ウィル自治区に足を踏み入れたことのない彼女らは、私が着ていたものが特警隊の制服だと知らなかったのだ。
彼女らは突然、無言で立ち上がった。そのままベッドを整え、夜着をベッドの上に置き、それから思い出したようにクローゼットから畳まれた特警隊の制服を取り出すと、やや乱暴に長椅子の端に放った。
「……嘘でしょ」
「嫌だわ……」
そんな囁き交わす声が、私の耳にも届く。
ああ、やっぱりそういうことだったんだ、と私は妙に納得した。
彼女達は、何も知らされていなかった。身分は低いにしても、私は王都の人間だと思われていたのだ。だから、余計に私と自分達を重ね、身分違いの恋愛を妄想して勝手に盛り上がっていただけなのだ。
けれど、王都の人間にとってウィル自治区の人間がどういうふうに映っているか、かつて王都で暮らしていた私はよく知っていた。だから、彼女らの私に対する態度はいくら主の客人に対するものだとしても丁重過ぎると思っていた。
ああ、でもやっぱり、傷付くなぁ……。
六歳で王都の魔導学校に入学してから、十五歳で卒業するまで味わってきた寂しさと悔しさが蘇ってくる。
けれど、あの時には、同じ身の上の子達が身の回りにたくさんいた。魔導学校がある下町には、自然とウィル自治区出身の能力者が卒業後も近所に住み着き、私達在学生を温かく見守ってくれていた。
これが、現実――。
客間に一人残された私はゆっくり立ち上がると、鏡の前に立った。丁寧に結い上げられていた髪を解き、滲んできた涙をそっと拭う。

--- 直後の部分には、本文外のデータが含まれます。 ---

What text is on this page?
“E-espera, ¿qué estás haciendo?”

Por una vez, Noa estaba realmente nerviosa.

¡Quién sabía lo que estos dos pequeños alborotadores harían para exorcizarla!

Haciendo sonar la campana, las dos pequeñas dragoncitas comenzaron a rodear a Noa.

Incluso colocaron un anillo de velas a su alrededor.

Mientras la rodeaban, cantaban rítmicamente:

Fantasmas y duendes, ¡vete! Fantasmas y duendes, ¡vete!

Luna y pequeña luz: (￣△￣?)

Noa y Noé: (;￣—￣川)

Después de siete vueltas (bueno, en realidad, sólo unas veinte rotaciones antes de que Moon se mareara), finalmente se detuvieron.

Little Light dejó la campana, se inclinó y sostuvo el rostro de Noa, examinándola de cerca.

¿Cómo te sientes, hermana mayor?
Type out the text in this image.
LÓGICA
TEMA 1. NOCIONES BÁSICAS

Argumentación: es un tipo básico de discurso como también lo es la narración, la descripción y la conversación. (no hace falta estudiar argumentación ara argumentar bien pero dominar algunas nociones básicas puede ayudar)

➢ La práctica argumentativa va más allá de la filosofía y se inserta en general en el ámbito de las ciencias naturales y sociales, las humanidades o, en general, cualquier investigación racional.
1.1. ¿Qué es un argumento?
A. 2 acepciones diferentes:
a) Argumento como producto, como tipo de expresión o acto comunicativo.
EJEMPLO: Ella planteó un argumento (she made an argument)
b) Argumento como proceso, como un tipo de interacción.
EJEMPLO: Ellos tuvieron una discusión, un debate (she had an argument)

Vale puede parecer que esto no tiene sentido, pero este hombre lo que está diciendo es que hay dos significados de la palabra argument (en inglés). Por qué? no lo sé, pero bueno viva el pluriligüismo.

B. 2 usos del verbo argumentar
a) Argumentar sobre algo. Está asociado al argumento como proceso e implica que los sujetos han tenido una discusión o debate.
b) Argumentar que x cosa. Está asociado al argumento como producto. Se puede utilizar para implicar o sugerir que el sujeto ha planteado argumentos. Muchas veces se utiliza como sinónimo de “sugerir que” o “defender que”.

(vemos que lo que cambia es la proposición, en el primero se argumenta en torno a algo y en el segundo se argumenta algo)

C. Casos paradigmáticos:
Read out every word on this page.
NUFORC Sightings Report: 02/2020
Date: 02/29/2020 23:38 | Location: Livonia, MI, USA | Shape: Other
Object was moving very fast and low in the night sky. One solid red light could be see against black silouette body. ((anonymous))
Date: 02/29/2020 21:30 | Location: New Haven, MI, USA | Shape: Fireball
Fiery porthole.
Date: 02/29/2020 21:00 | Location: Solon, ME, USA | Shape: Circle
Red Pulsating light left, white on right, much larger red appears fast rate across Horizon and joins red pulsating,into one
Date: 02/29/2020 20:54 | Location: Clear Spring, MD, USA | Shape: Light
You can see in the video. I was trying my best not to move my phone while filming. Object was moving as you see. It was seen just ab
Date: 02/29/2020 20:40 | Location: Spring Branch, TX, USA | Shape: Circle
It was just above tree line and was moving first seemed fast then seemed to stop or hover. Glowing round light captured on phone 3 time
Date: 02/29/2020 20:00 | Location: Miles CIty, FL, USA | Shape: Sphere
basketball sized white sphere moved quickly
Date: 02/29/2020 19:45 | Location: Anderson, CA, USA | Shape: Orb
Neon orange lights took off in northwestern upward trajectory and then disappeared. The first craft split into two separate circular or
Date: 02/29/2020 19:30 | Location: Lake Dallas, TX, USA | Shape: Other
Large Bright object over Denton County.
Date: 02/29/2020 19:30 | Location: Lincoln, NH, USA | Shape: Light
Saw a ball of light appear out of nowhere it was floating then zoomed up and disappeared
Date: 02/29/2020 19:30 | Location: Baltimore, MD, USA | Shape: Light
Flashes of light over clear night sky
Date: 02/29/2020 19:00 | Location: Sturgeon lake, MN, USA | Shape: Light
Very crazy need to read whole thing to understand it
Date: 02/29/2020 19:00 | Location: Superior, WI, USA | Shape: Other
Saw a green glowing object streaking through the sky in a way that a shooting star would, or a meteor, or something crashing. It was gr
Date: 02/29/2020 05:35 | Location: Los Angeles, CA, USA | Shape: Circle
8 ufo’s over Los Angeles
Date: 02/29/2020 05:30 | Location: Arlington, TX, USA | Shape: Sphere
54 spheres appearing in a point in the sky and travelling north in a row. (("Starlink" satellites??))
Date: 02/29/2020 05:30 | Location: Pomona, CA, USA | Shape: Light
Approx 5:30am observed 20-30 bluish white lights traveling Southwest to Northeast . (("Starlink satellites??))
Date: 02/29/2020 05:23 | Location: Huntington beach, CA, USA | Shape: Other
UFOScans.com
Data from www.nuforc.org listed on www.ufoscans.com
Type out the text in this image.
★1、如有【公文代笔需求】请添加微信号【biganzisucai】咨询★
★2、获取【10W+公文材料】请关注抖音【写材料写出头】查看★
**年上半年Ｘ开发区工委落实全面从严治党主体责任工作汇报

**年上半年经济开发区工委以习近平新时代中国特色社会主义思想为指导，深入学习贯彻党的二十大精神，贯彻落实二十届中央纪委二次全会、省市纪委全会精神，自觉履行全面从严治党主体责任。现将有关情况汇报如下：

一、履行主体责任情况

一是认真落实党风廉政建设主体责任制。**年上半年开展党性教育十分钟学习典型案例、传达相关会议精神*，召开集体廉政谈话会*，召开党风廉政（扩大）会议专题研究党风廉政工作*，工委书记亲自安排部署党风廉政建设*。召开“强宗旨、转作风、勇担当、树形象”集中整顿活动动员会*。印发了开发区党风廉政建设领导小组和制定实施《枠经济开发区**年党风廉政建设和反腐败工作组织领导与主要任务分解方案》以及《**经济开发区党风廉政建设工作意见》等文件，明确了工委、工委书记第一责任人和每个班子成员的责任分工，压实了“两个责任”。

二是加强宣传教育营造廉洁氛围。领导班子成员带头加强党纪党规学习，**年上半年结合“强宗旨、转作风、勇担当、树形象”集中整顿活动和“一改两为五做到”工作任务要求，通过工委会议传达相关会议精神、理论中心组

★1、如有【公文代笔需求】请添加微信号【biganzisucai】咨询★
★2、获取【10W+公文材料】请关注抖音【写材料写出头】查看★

私が十年間、失ったと思っていた世界は、私を温かく迎えてくれる世界ではなかった。私はずっと、幻想を追いかけていたのだ。
ならば、どうする?
そう、私を必要としてくれる場所で、最善を尽くすしかない。そう、魔導科学研究所で。
これでよかったのだ、と私は思うことにした。今後、この屋敷でのお嬢様生活に戻りたいだなんて、甘い幻想を抱かずに済んだのだから。